Hi Sam,
The 'Applies To' setting controls where the reference to the grid node is stored. If the grid node is applied to the computer, it will be available for every solution you open on that computer. If it's applied to the solution, it will be available only for that solution. Basically this determines which configuration file the reference is stored in. 'This Computer' will store the grid node reference in your global NCrunch config file at C:\Users\***\AppData\Roaming\NCrunch\globalconfig.crunch.xml, 'This Solution' will store the grid node reference inside the .ncrunchsolution file. As long as you store the grid node in 'This Solution' and ensure the .ncrunchsolution file exists inside your VCS, then the grid node should be available on your build server.

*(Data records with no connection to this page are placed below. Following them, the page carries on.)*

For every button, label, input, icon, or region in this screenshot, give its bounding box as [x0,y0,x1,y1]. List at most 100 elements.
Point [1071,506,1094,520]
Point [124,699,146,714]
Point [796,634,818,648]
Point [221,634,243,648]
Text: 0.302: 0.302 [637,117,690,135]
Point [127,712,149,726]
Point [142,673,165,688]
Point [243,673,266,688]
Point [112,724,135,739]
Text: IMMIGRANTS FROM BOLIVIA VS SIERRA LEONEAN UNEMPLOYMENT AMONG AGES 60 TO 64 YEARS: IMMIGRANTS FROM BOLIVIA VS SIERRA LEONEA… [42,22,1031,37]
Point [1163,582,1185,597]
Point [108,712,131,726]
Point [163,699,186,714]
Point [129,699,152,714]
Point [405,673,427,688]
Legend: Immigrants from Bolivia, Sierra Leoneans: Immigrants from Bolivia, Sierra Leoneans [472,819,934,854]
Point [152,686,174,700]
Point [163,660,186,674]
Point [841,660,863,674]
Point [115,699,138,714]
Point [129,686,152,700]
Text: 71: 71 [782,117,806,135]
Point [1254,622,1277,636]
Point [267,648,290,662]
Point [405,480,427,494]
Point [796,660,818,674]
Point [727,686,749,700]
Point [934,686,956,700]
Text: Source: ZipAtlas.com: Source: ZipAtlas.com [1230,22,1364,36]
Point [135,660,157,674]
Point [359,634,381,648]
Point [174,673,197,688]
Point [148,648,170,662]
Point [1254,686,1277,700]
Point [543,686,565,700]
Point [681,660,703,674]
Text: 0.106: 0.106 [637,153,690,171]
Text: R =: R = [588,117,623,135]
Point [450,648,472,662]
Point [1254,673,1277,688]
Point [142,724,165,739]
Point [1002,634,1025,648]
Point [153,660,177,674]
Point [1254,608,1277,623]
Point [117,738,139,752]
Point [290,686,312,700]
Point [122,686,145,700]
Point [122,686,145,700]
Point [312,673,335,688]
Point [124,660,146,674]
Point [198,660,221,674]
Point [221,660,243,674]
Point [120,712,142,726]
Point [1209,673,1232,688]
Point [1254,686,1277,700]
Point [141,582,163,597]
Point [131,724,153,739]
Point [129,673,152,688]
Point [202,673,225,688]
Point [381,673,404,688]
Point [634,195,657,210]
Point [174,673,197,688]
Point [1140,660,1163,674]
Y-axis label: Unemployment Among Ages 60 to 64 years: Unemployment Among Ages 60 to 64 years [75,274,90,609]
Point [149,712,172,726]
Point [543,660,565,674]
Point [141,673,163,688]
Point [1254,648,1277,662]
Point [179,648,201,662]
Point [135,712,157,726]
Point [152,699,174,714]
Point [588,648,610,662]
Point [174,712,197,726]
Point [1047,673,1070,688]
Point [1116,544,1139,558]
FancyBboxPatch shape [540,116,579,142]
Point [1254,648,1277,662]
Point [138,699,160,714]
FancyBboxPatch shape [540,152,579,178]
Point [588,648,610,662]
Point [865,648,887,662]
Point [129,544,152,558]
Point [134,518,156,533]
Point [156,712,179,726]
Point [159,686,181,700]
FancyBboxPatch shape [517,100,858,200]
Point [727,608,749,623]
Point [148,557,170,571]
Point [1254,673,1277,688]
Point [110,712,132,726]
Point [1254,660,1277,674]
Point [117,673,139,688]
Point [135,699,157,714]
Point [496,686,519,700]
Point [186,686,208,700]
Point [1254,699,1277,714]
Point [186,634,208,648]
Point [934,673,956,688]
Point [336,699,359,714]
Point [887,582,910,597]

It's possible that the grid node is available but has been switched off via user preference. The Grid Management UI inside NCrunch has a checkbox next to each grid node which can be turned off when you want to disable the node. This disabling switch is stored in the .ncrunchsolution.user. I advise against checking this file into your VCS - make sure it doesn't exist on your build server, so there's no way someone can turn off the grid processing on the server accidentally.
Something else to check is whether the build server is experiencing connection problems to the grid nodes. If it can't connect to them, it won't try to run any tasks on them and will simply execute everything locally. If you have Visual Studio installed on the build server, this could be easy to troubleshoot by just loading up the solution into the NCrunch UI and checking to see if it's able to use the servers. Alternatively, setting your LogVerbosity on the command line to 'Detailed' may give you more information about connection requests (i.e. ncrunch.exe c:\solution\mysolution.sln -LogVerbosity Detailed).
Finally, if you have a solution with a very short end-to-end test run time, it's possible that the console tool is churning through all the work before it can negotiate any grid connections. It usually takes a few seconds for the engine to connect to a remote node and fully synchronise with it, so if you're local processor takes all the work before this can happen, the grid node will have nothing to do by the time its synchronised. I would think this is probably unlikely as generally in this situation there is little need to use a grid.